Along with people all across America — and the world — we’re excited and relieved that the Space Shuttle Discovery landed safely Tuesday morning.
It was a safe ending to the first flight of the shuttle fleet since the February 2003 explosion of the shuttle Columbia as it re-entered the Earth’s atmosphere, killing its seven-member crew.
This time, Discovery had problems on takeoff, when a piece of insulation flew off the fuel tank, but didn’t hit the shuttle. And the astronauts had to perform in-space repairs. But otherwise, it was about as successful as one can get.

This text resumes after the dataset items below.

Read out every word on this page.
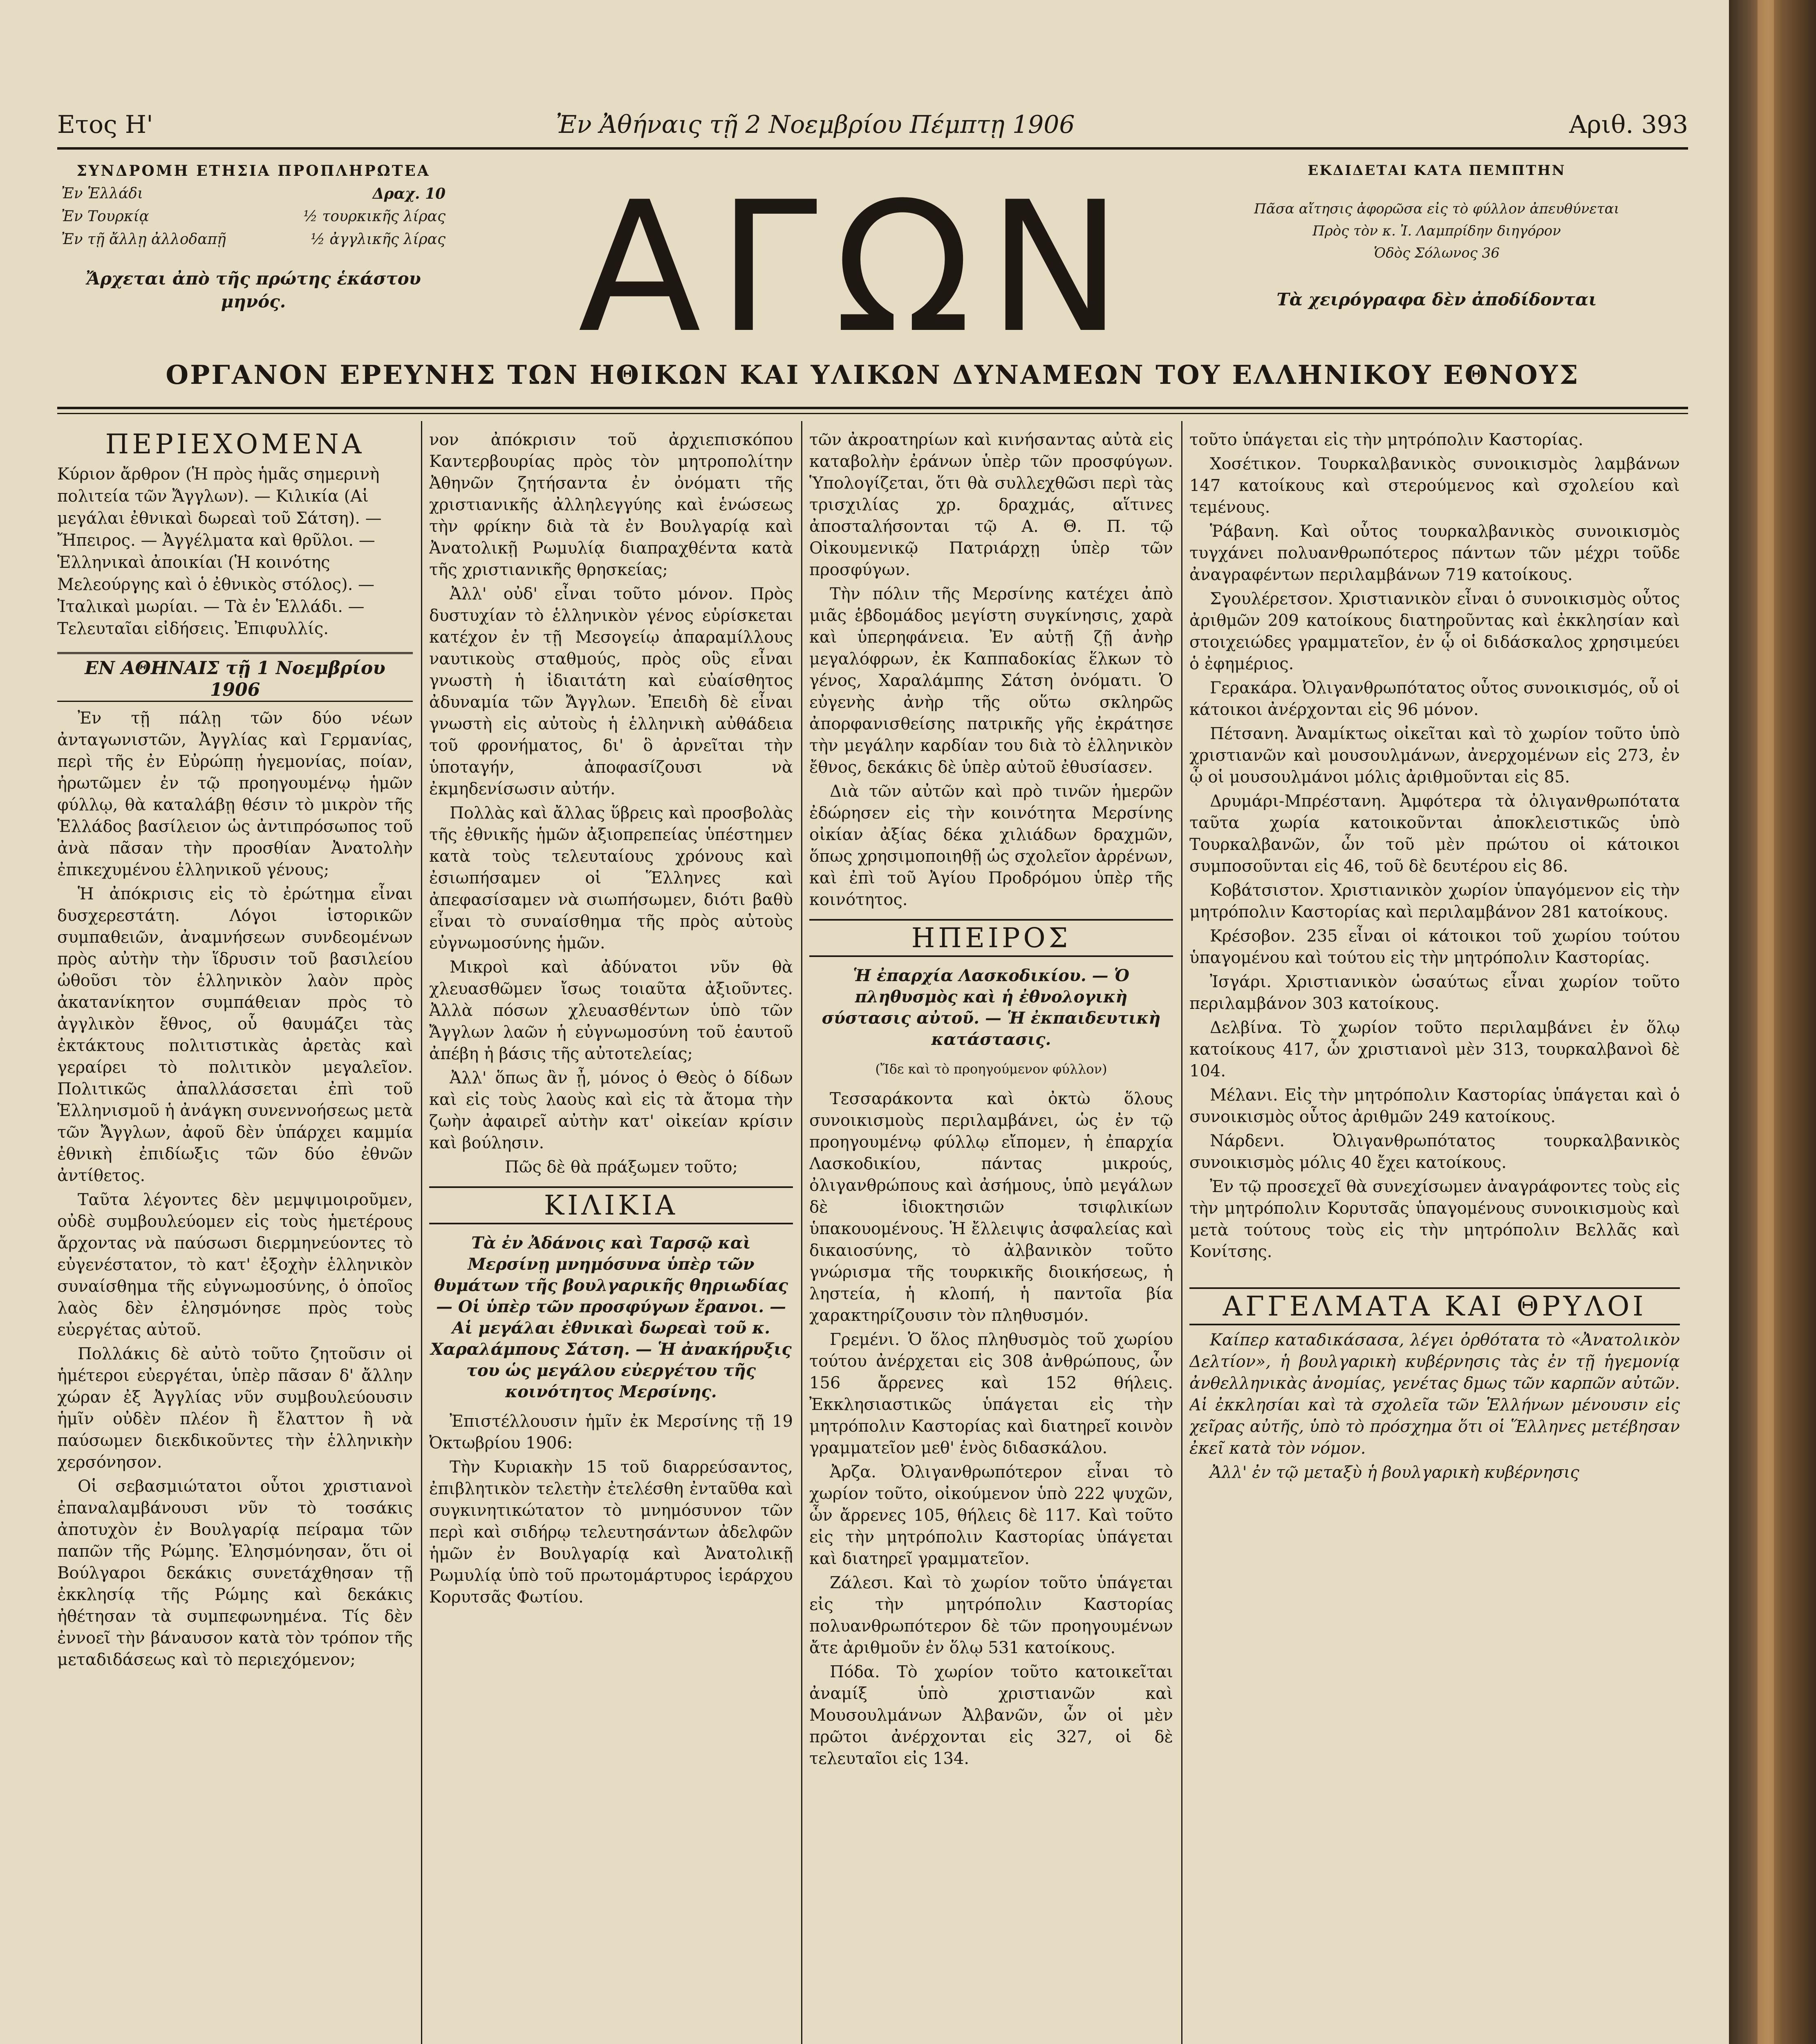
Ετος Η'	Ἐν Ἀθήναις τῇ 2 Νοεμβρίου Πέμπτῃ 1906	Αριθ. 393
ΣΥΝΔΡΟΜΗ ΕΤΗΣΙΑ ΠΡΟΠΛΗΡΩΤΕΑ
Ἐν Ἑλλάδι	Δραχ. 10
Ἐν Τουρκίᾳ	½ τουρκικῆς λίρας
Ἐν τῇ ἄλλῃ ἀλλοδαπῇ	½ ἀγγλικῆς λίρας
Ἄρχεται ἀπὸ τῆς πρώτης ἑκάστου μηνός.	ΑΓΩΝ	ΕΚΔΙΔΕΤΑΙ ΚΑΤΑ ΠΕΜΠΤΗΝ
Πᾶσα αἴτησις ἀφορῶσα εἰς τὸ φύλλον ἀπευθύνεται
Πρὸς τὸν κ. Ἰ. Λαμπρίδην διηγόρον
Ὁδὸς Σόλωνος 36
Τὰ χειρόγραφα δὲν ἀποδίδονται
ΟΡΓΑΝΟΝ ΕΡΕΥΝΗΣ ΤΩΝ ΗΘΙΚΩΝ ΚΑΙ ΥΛΙΚΩΝ ΔΥΝΑΜΕΩΝ ΤΟΥ ΕΛΛΗΝΙΚΟΥ ΕΘΝΟΥΣ
ΠΕΡΙΕΧΟΜΕΝΑ
Κύριον ἄρθρον (Ἡ πρὸς ἡμᾶς σημερινὴ πολιτεία τῶν Ἄγγλων). — Κιλικία (Αἱ μεγάλαι ἐθνικαὶ δωρεαὶ τοῦ Σάτση). — Ἤπειρος. — Ἀγγέλματα καὶ θρῦλοι. — Ἑλληνικαὶ ἀποικίαι (Ἡ κοινότης Μελεούργης καὶ ὁ ἐθνικὸς στόλος). — Ἰταλικαὶ μωρίαι. — Τὰ ἐν Ἑλλάδι. — Τελευταῖαι εἰδήσεις. Ἐπιφυλλίς.
ΕΝ ΑΘΗΝΑΙΣ τῇ 1 Νοεμβρίου 1906

Ἐν τῇ πάλῃ τῶν δύο νέων ἀνταγωνιστῶν, Ἀγγλίας καὶ Γερμανίας, περὶ τῆς ἐν Εὐρώπῃ ἡγεμονίας, ποίαν, ἠρωτῶμεν ἐν τῷ προηγουμένῳ ἡμῶν φύλλῳ, θὰ καταλάβῃ θέσιν τὸ μικρὸν τῆς Ἑλλάδος βασίλειον ὡς ἀντιπρόσωπος τοῦ ἀνὰ πᾶσαν τὴν προσθίαν Ἀνατολὴν ἐπικεχυμένου ἑλληνικοῦ γένους;

Ἡ ἀπόκρισις εἰς τὸ ἐρώτημα εἶναι δυσχερεστάτη. Λόγοι ἱστορικῶν συμπαθειῶν, ἀναμνήσεων συνδεομένων πρὸς αὐτὴν τὴν ἵδρυσιν τοῦ βασιλείου ὠθοῦσι τὸν ἑλληνικὸν λαὸν πρὸς ἀκατανίκητον συμπάθειαν πρὸς τὸ ἀγγλικὸν ἔθνος, οὗ θαυμάζει τὰς ἐκτάκτους πολιτιστικὰς ἀρετὰς καὶ γεραίρει τὸ πολιτικὸν μεγαλεῖον. Πολιτικῶς ἀπαλλάσσεται ἐπὶ τοῦ Ἑλληνισμοῦ ἡ ἀνάγκη συνεννοήσεως μετὰ τῶν Ἄγγλων, ἀφοῦ δὲν ὑπάρχει καμμία ἐθνικὴ ἐπιδίωξις τῶν δύο ἐθνῶν ἀντίθετος.

Ταῦτα λέγοντες δὲν μεμψιμοιροῦμεν, οὐδὲ συμβουλεύομεν εἰς τοὺς ἡμετέρους ἄρχοντας νὰ παύσωσι διερμηνεύοντες τὸ εὐγενέστατον, τὸ κατ' ἐξοχὴν ἑλληνικὸν συναίσθημα τῆς εὐγνωμοσύνης, ὁ ὁποῖος λαὸς δὲν ἐλησμόνησε πρὸς τοὺς εὐεργέτας αὐτοῦ.

Πολλάκις δὲ αὐτὸ τοῦτο ζητοῦσιν οἱ ἡμέτεροι εὐεργέται, ὑπὲρ πᾶσαν δ' ἄλλην χώραν ἐξ Ἀγγλίας νῦν συμβουλεύουσιν ἡμῖν οὐδὲν πλέον ἢ ἔλαττον ἢ νὰ παύσωμεν διεκδικοῦντες τὴν ἑλληνικὴν χερσόνησον.

Οἱ σεβασμιώτατοι οὗτοι χριστιανοὶ ἐπαναλαμβάνουσι νῦν τὸ τοσάκις ἀποτυχὸν ἐν Βουλγαρίᾳ πείραμα τῶν παπῶν τῆς Ρώμης. Ἐλησμόνησαν, ὅτι οἱ Βούλγαροι δεκάκις συνετάχθησαν τῇ ἐκκλησίᾳ τῆς Ρώμης καὶ δεκάκις ἠθέτησαν τὰ συμπεφωνημένα. Τίς δὲν ἐννοεῖ τὴν βάναυσον κατὰ τὸν τρόπον τῆς μεταδιδάσεως καὶ τὸ περιεχόμενον;

νον ἀπόκρισιν τοῦ ἀρχιεπισκόπου Καντερβουρίας πρὸς τὸν μητροπολίτην Ἀθηνῶν ζητήσαντα ἐν ὀνόματι τῆς χριστιανικῆς ἀλληλεγγύης καὶ ἑνώσεως τὴν φρίκην διὰ τὰ ἐν Βουλγαρίᾳ καὶ Ἀνατολικῇ Ρωμυλίᾳ διαπραχθέντα κατὰ τῆς χριστιανικῆς θρησκείας;

Ἀλλ' οὐδ' εἶναι τοῦτο μόνον. Πρὸς δυστυχίαν τὸ ἑλληνικὸν γένος εὑρίσκεται κατέχον ἐν τῇ Μεσογείῳ ἀπαραμίλλους ναυτικοὺς σταθμούς, πρὸς οὓς εἶναι γνωστὴ ἡ ἰδιαιτάτη καὶ εὐαίσθητος ἀδυναμία τῶν Ἄγγλων. Ἐπειδὴ δὲ εἶναι γνωστὴ εἰς αὐτοὺς ἡ ἑλληνικὴ αὐθάδεια τοῦ φρονήματος, δι' ὃ ἀρνεῖται τὴν ὑποταγήν, ἀποφασίζουσι νὰ ἐκμηδενίσωσιν αὐτήν.

Πολλὰς καὶ ἄλλας ὕβρεις καὶ προσβολὰς τῆς ἐθνικῆς ἡμῶν ἀξιοπρεπείας ὑπέστημεν κατὰ τοὺς τελευταίους χρόνους καὶ ἐσιωπήσαμεν οἱ Ἕλληνες καὶ ἀπεφασίσαμεν νὰ σιωπήσωμεν, διότι βαθὺ εἶναι τὸ συναίσθημα τῆς πρὸς αὐτοὺς εὐγνωμοσύνης ἡμῶν.

Μικροὶ καὶ ἀδύνατοι νῦν θὰ χλευασθῶμεν ἴσως τοιαῦτα ἀξιοῦντες. Ἀλλὰ πόσων χλευασθέντων ὑπὸ τῶν Ἄγγλων λαῶν ἡ εὐγνωμοσύνη τοῦ ἑαυτοῦ ἀπέβη ἡ βάσις τῆς αὐτοτελείας;

Ἀλλ' ὅπως ἂν ᾖ, μόνος ὁ Θεὸς ὁ δίδων καὶ εἰς τοὺς λαοὺς καὶ εἰς τὰ ἄτομα τὴν ζωὴν ἀφαιρεῖ αὐτὴν κατ' οἰκείαν κρίσιν καὶ βούλησιν.

Πῶς δὲ θὰ πράξωμεν τοῦτο;

ΚΙΛΙΚΙΑ
Τὰ ἐν Ἀδάνοις καὶ Ταρσῷ καὶ Μερσίνῃ μνημόσυνα ὑπὲρ τῶν θυμάτων τῆς βουλγαρικῆς θηριωδίας — Οἱ ὑπὲρ τῶν προσφύγων ἔρανοι. — Αἱ μεγάλαι ἐθνικαὶ δωρεαὶ τοῦ κ. Χαραλάμπους Σάτση. — Ἡ ἀνακήρυξις του ὡς μεγάλου εὐεργέτου τῆς κοινότητος Μερσίνης.

Ἐπιστέλλουσιν ἡμῖν ἐκ Μερσίνης τῇ 19 Ὀκτωβρίου 1906:

Τὴν Κυριακὴν 15 τοῦ διαρρεύσαντος, ἐπιβλητικὸν τελετὴν ἐτελέσθη ἐνταῦθα καὶ συγκινητικώτατον τὸ μνημόσυνον τῶν περὶ καὶ σιδήρῳ τελευτησάντων ἀδελφῶν ἡμῶν ἐν Βουλγαρίᾳ καὶ Ἀνατολικῇ Ρωμυλίᾳ ὑπὸ τοῦ πρωτομάρτυρος ἱεράρχου Κορυτσᾶς Φωτίου.

τῶν ἀκροατηρίων καὶ κινήσαντας αὐτὰ εἰς καταβολὴν ἐράνων ὑπὲρ τῶν προσφύγων. Ὑπολογίζεται, ὅτι θὰ συλλεχθῶσι περὶ τὰς τρισχιλίας χρ. δραχμάς, αἵτινες ἀποσταλήσονται τῷ Α. Θ. Π. τῷ Οἰκουμενικῷ Πατριάρχῃ ὑπὲρ τῶν προσφύγων.

Τὴν πόλιν τῆς Μερσίνης κατέχει ἀπὸ μιᾶς ἑβδομάδος μεγίστη συγκίνησις, χαρὰ καὶ ὑπερηφάνεια. Ἐν αὐτῇ ζῇ ἀνὴρ μεγαλόφρων, ἐκ Καππαδοκίας ἕλκων τὸ γένος, Χαραλάμπης Σάτση ὀνόματι. Ὁ εὐγενὴς ἀνὴρ τῆς οὕτω σκληρῶς ἀπορφανισθείσης πατρικῆς γῆς ἐκράτησε τὴν μεγάλην καρδίαν του διὰ τὸ ἑλληνικὸν ἔθνος, δεκάκις δὲ ὑπὲρ αὐτοῦ ἐθυσίασεν.

Διὰ τῶν αὐτῶν καὶ πρὸ τινῶν ἡμερῶν ἐδώρησεν εἰς τὴν κοινότητα Μερσίνης οἰκίαν ἀξίας δέκα χιλιάδων δραχμῶν, ὅπως χρησιμοποιηθῇ ὡς σχολεῖον ἀρρένων, καὶ ἐπὶ τοῦ Ἀγίου Προδρόμου ὑπὲρ τῆς κοινότητος.

ΗΠΕΙΡΟΣ
Ἡ ἐπαρχία Λασκοδικίου. — Ὁ πληθυσμὸς καὶ ἡ ἐθνολογικὴ σύστασις αὐτοῦ. — Ἡ ἐκπαιδευτικὴ κατάστασις.
(Ἴδε καὶ τὸ προηγούμενον φύλλον)

Τεσσαράκοντα καὶ ὀκτὼ ὅλους συνοικισμοὺς περιλαμβάνει, ὡς ἐν τῷ προηγουμένῳ φύλλῳ εἴπομεν, ἡ ἐπαρχία Λασκοδικίου, πάντας μικρούς, ὀλιγανθρώπους καὶ ἀσήμους, ὑπὸ μεγάλων δὲ ἰδιοκτησιῶν τσιφλικίων ὑπακουομένους. Ἡ ἔλλειψις ἀσφαλείας καὶ δικαιοσύνης, τὸ ἀλβανικὸν τοῦτο γνώρισμα τῆς τουρκικῆς διοικήσεως, ἡ ληστεία, ἡ κλοπή, ἡ παντοῖα βία χαρακτηρίζουσιν τὸν πληθυσμόν.

Γρεμένι. Ὁ ὅλος πληθυσμὸς τοῦ χωρίου τούτου ἀνέρχεται εἰς 308 ἀνθρώπους, ὧν 156 ἄρρενες καὶ 152 θήλεις. Ἐκκλησιαστικῶς ὑπάγεται εἰς τὴν μητρόπολιν Καστορίας καὶ διατηρεῖ κοινὸν γραμματεῖον μεθ' ἑνὸς διδασκάλου.

Ἀρζα. Ὀλιγανθρωπότερον εἶναι τὸ χωρίον τοῦτο, οἰκούμενον ὑπὸ 222 ψυχῶν, ὧν ἄρρενες 105, θήλεις δὲ 117. Καὶ τοῦτο εἰς τὴν μητρόπολιν Καστορίας ὑπάγεται καὶ διατηρεῖ γραμματεῖον.

Ζάλεσι. Καὶ τὸ χωρίον τοῦτο ὑπάγεται εἰς τὴν μητρόπολιν Καστορίας πολυανθρωπότερον δὲ τῶν προηγουμένων ἄτε ἀριθμοῦν ἐν ὅλῳ 531 κατοίκους.

Πόδα. Τὸ χωρίον τοῦτο κατοικεῖται ἀναμίξ ὑπὸ χριστιανῶν καὶ Μουσουλμάνων Ἀλβανῶν, ὧν οἱ μὲν πρῶτοι ἀνέρχονται εἰς 327, οἱ δὲ τελευταῖοι εἰς 134.

τοῦτο ὑπάγεται εἰς τὴν μητρόπολιν Καστορίας.

Χοσέτικον. Τουρκαλβανικὸς συνοικισμὸς λαμβάνων 147 κατοίκους καὶ στερούμενος καὶ σχολείου καὶ τεμένους.

Ῥάβανη. Καὶ οὗτος τουρκαλβανικὸς συνοικισμὸς τυγχάνει πολυανθρωπότερος πάντων τῶν μέχρι τοῦδε ἀναγραφέντων περιλαμβάνων 719 κατοίκους.

Σγουλέρετσον. Χριστιανικὸν εἶναι ὁ συνοικισμὸς οὗτος ἀριθμῶν 209 κατοίκους διατηροῦντας καὶ ἐκκλησίαν καὶ στοιχειώδες γραμματεῖον, ἐν ᾧ οἱ διδάσκαλος χρησιμεύει ὁ ἐφημέριος.

Γερακάρα. Ὀλιγανθρωπότατος οὗτος συνοικισμός, οὗ οἱ κάτοικοι ἀνέρχονται εἰς 96 μόνον.

Πέτσανη. Ἀναμίκτως οἰκεῖται καὶ τὸ χωρίον τοῦτο ὑπὸ χριστιανῶν καὶ μουσουλμάνων, ἀνερχομένων εἰς 273, ἐν ᾧ οἱ μουσουλμάνοι μόλις ἀριθμοῦνται εἰς 85.

Δρυμάρι-Μπρέστανη. Ἀμφότερα τὰ ὀλιγανθρωπότατα ταῦτα χωρία κατοικοῦνται ἀποκλειστικῶς ὑπὸ Τουρκαλβανῶν, ὧν τοῦ μὲν πρώτου οἱ κάτοικοι συμποσοῦνται εἰς 46, τοῦ δὲ δευτέρου εἰς 86.

Κοβάτσιστον. Χριστιανικὸν χωρίον ὑπαγόμενον εἰς τὴν μητρόπολιν Καστορίας καὶ περιλαμβάνον 281 κατοίκους.

Κρέσοβον. 235 εἶναι οἱ κάτοικοι τοῦ χωρίου τούτου ὑπαγομένου καὶ τούτου εἰς τὴν μητρόπολιν Καστορίας.

Ἰσγάρι. Χριστιανικὸν ὡσαύτως εἶναι χωρίον τοῦτο περιλαμβάνον 303 κατοίκους.

Δελβίνα. Τὸ χωρίον τοῦτο περιλαμβάνει ἐν ὅλῳ κατοίκους 417, ὧν χριστιανοὶ μὲν 313, τουρκαλβανοὶ δὲ 104.

Μέλανι. Εἰς τὴν μητρόπολιν Καστορίας ὑπάγεται καὶ ὁ συνοικισμὸς οὗτος ἀριθμῶν 249 κατοίκους.

Νάρδενι. Ὀλιγανθρωπότατος τουρκαλβανικὸς συνοικισμὸς μόλις 40 ἔχει κατοίκους.

Ἐν τῷ προσεχεῖ θὰ συνεχίσωμεν ἀναγράφοντες τοὺς εἰς τὴν μητρόπολιν Κορυτσᾶς ὑπαγομένους συνοικισμοὺς καὶ μετὰ τούτους τοὺς εἰς τὴν μητρόπολιν Βελλᾶς καὶ Κονίτσης.

ΑΓΓΕΛΜΑΤΑ ΚΑΙ ΘΡΥΛΟΙ

Καίπερ καταδικάσασα, λέγει ὀρθότατα τὸ «Ἀνατολικὸν Δελτίον», ἡ βουλγαρικὴ κυβέρνησις τὰς ἐν τῇ ἡγεμονίᾳ ἀνθελληνικὰς ἀνομίας, γενέτας δμως τῶν καρπῶν αὐτῶν. Αἱ ἐκκλησίαι καὶ τὰ σχολεῖα τῶν Ἑλλήνων μένουσιν εἰς χεῖρας αὐτῆς, ὑπὸ τὸ πρόσχημα ὅτι οἱ Ἕλληνες μετέβησαν ἐκεῖ κατὰ τὸν νόμον.

Ἀλλ' ἐν τῷ μεταξὺ ἡ βουλγαρικὴ κυβέρνησις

Yet our joy at Discovery’s achievements is tempered by the realization that the shuttle program has outlived its scientific and technological usefulness. “Space is a place, not a government program,” Ed Hudgins said; he’s director of the Washington, D.C., office of the Objectivist Center and the author of “Space: The Free-Market Frontier.”
“Given the problems the shuttle has had in the past and the problems on this flight, we need to think seriously about retiring the shuttle well before the end of the decade,” he added. “We’re getting little science from this.”
Shuttle backers point to the shuttles’ usefulness flying people and supplies to the International Space Station. But that isn’t producing much science, either, Hudgins said.
Instead, what America needs to do, he urged, was to move toward private space measures. The same week the Discovery was launched, he noted, entrepreneur Richard Branson signed a deal with private space pioneer Burt Rutan to form the Spaceship Company to advance — and profit from — private space travel.
NASA’s continuing role, Hudgins said, should not be to build a government-run “successor” to the shuttle, because that would bring with it the same bureaucratic problems as the shuttle. Instead, it should contract out services. We agree, and are heartened that the shuttle program has drawn the sharp scrutiny it needs in recent weeks from the major news organizations, even from National Public Radio. Conventional wisdom is starting to turn, rightly, against the expensive and increasingly unproductive endeavor.